Hai mai provato a usare il tuo sito con lo schermo rimpicciolito al 200%, o solo con la tastiera senza mouse? Probabilmente no. Ma c'è una fetta significativa di persone che visita il tuo sito in condizioni simili — e nella maggior parte dei casi, non riesce a fare niente. Chiude, e non torna.

Accessibilità web: di cosa si tratta davvero

L'accessibilità web non riguarda solo le persone con disabilità permanenti. Riguarda chiunque si trovi in una condizione di uso limitato: il lavoratore che legge il tuo sito con il sole sullo schermo, la persona anziana che naviga con testo piccolo, chi ha una connessione lenta o usa uno smartphone economico. Secondo l'OMS, circa 1 miliardo e 300 milioni di persone nel mondo vive con una qualche forma di disabilità — circa il 16% della popolazione globale. In Italia, l'ISTAT stima che oltre 3 milioni di persone abbiano difficoltà significative nelle attività quotidiane. Nessuna di queste persone è un cliente che puoi permetterti di ignorare.

Le linee guida internazionali di riferimento si chiamano WCAG (Web Content Accessibility Guidelines) e definiscono standard precisi su contrasto dei colori, struttura dei testi, navigazione da tastiera, alternative testuali per le immagini e molto altro. Non sono regole astratte: nascono da ricerca concreta su come le persone usano davvero il web.

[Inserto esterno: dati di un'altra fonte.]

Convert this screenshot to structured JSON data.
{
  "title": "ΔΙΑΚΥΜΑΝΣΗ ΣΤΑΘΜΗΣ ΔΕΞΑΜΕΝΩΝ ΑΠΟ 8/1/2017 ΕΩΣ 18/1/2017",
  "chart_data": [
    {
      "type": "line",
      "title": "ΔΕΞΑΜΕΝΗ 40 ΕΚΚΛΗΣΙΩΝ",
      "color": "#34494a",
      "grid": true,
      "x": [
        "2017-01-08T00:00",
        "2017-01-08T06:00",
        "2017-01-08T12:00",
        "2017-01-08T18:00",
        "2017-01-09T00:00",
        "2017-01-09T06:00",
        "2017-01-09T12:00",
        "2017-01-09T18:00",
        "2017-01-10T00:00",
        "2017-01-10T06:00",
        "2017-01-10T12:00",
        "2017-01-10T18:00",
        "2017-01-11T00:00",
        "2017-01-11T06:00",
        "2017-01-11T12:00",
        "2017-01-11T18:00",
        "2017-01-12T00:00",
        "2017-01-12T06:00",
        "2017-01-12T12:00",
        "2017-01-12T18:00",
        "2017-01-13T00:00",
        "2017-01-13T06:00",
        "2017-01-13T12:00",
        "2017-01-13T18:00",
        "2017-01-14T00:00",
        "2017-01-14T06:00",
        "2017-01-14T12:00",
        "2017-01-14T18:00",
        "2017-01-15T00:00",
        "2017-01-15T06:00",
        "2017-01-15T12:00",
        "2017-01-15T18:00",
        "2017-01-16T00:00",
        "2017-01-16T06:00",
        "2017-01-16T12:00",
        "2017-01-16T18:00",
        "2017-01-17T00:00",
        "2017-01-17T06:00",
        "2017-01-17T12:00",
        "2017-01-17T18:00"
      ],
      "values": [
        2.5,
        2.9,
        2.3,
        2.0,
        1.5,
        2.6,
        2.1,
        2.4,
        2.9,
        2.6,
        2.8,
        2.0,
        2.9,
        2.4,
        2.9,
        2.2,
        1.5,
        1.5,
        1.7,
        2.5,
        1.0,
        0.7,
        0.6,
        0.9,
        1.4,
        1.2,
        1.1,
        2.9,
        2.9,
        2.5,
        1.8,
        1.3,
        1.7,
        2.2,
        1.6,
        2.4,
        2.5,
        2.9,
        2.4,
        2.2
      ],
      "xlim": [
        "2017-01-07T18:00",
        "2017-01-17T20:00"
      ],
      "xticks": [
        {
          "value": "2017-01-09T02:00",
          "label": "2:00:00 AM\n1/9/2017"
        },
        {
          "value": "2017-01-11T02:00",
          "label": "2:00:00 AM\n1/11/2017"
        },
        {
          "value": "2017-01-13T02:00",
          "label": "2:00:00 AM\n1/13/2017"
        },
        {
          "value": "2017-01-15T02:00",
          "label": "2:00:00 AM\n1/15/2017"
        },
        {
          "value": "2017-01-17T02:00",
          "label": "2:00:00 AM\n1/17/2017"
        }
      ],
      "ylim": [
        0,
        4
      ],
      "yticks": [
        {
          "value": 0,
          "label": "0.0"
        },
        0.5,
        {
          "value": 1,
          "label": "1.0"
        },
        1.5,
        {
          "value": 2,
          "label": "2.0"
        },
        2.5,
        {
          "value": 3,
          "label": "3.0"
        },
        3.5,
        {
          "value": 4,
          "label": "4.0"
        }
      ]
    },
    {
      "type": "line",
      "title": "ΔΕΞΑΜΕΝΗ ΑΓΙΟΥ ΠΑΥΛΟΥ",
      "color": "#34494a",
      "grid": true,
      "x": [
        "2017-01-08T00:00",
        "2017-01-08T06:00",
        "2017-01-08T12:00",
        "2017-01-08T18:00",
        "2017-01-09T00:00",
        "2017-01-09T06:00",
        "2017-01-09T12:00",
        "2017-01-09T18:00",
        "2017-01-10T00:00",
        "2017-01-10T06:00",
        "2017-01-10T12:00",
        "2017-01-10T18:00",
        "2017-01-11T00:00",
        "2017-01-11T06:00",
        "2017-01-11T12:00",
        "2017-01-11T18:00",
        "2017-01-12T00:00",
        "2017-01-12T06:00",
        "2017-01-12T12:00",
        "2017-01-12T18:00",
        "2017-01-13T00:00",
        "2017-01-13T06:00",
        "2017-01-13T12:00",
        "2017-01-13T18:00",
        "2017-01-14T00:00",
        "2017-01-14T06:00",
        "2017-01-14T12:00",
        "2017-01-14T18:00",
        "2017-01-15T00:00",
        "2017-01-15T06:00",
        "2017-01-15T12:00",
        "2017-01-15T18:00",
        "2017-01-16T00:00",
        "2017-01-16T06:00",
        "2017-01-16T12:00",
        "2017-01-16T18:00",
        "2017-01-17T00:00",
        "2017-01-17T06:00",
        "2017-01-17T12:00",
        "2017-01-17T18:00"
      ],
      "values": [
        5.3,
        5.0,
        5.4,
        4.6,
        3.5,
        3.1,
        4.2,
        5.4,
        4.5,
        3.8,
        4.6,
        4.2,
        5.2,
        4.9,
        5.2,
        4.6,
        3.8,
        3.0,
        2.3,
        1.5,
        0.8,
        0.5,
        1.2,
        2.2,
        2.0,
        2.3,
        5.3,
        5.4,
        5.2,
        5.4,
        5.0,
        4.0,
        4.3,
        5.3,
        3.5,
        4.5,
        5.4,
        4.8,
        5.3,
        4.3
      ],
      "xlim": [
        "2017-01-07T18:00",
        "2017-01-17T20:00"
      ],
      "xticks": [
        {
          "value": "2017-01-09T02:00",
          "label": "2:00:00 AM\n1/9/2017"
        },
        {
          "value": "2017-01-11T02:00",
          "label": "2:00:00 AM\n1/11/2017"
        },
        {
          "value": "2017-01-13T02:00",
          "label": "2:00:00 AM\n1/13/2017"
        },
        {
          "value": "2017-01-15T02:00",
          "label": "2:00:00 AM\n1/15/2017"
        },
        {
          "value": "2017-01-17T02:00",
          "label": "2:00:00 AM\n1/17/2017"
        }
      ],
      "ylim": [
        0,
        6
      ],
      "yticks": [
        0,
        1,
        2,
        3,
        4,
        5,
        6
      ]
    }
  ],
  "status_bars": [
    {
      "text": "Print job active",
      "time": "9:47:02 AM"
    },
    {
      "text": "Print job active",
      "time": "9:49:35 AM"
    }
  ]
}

I due costi che nessuno calcola mai

Il primo è il costo in clienti persi. Un sito con testo a basso contrasto, bottoni troppo piccoli su mobile o immagini senza descrizione alternativa non è solo scomodo per alcune persone: è direttamente inutilizzabile. Ogni persona che non riesce a completare un'azione — leggere un prezzo, compilare un form, trovare un numero di telefono — è una conversione che non avverrà mai. E non ti manderà un feedback: semplicemente andrà altrove.

Il secondo è il rischio normativo. La Direttiva Europea 2019/882 sull'accessibilità dei prodotti e servizi — recepita in Italia — impone obblighi crescenti alle aziende private che operano online. Dal 2025 in poi, il perimetro si allarga progressivamente. Non si tratta solo di grandi multinazionali: le PMI che vendono online rientrano nell'ambito di applicazione. Le sanzioni previste per inadempienza possono arrivare a decine di migliaia di euro. Ignorare l'accessibilità oggi non è solo una scelta di design — è un rischio legale concreto.

Da dove partire: le correzioni più efficaci

Non serve rifare il sito da zero. La maggior parte dei problemi di accessibilità si concentra in pochi punti critici. Inizia dal contrasto: il testo deve avere un rapporto di contrasto di almeno 4,5:1 rispetto allo sfondo — puoi verificarlo gratis con strumenti come WebAIM Contrast Checker. Controlla che le immagini abbiano un testo alternativo descrittivo (attributo alt), che i form abbiano etichette visibili e che i bottoni siano sufficientemente grandi da toccare su mobile (minimo 44×44 pixel).

Un audit di accessibilità di base con strumenti come WAVE o Lighthouse di Google ti dà già una mappa chiara di cosa va corretto e con quale priorità. Spesso le modifiche più impattanti richiedono meno di mezza giornata di lavoro. Se vuoi anche migliorare le performance generali del sito, leggi come usare bene i primi 8 secondi per convincere chi arriva sul tuo sito — molte ottimizzazioni si sovrappongono.

Un sito accessibile non è un sito "per disabili": è un sito che funziona meglio per tutti, si posiziona meglio su Google e non espone l'azienda a rischi legali evitabili. È, semplicemente, un sito fatto bene.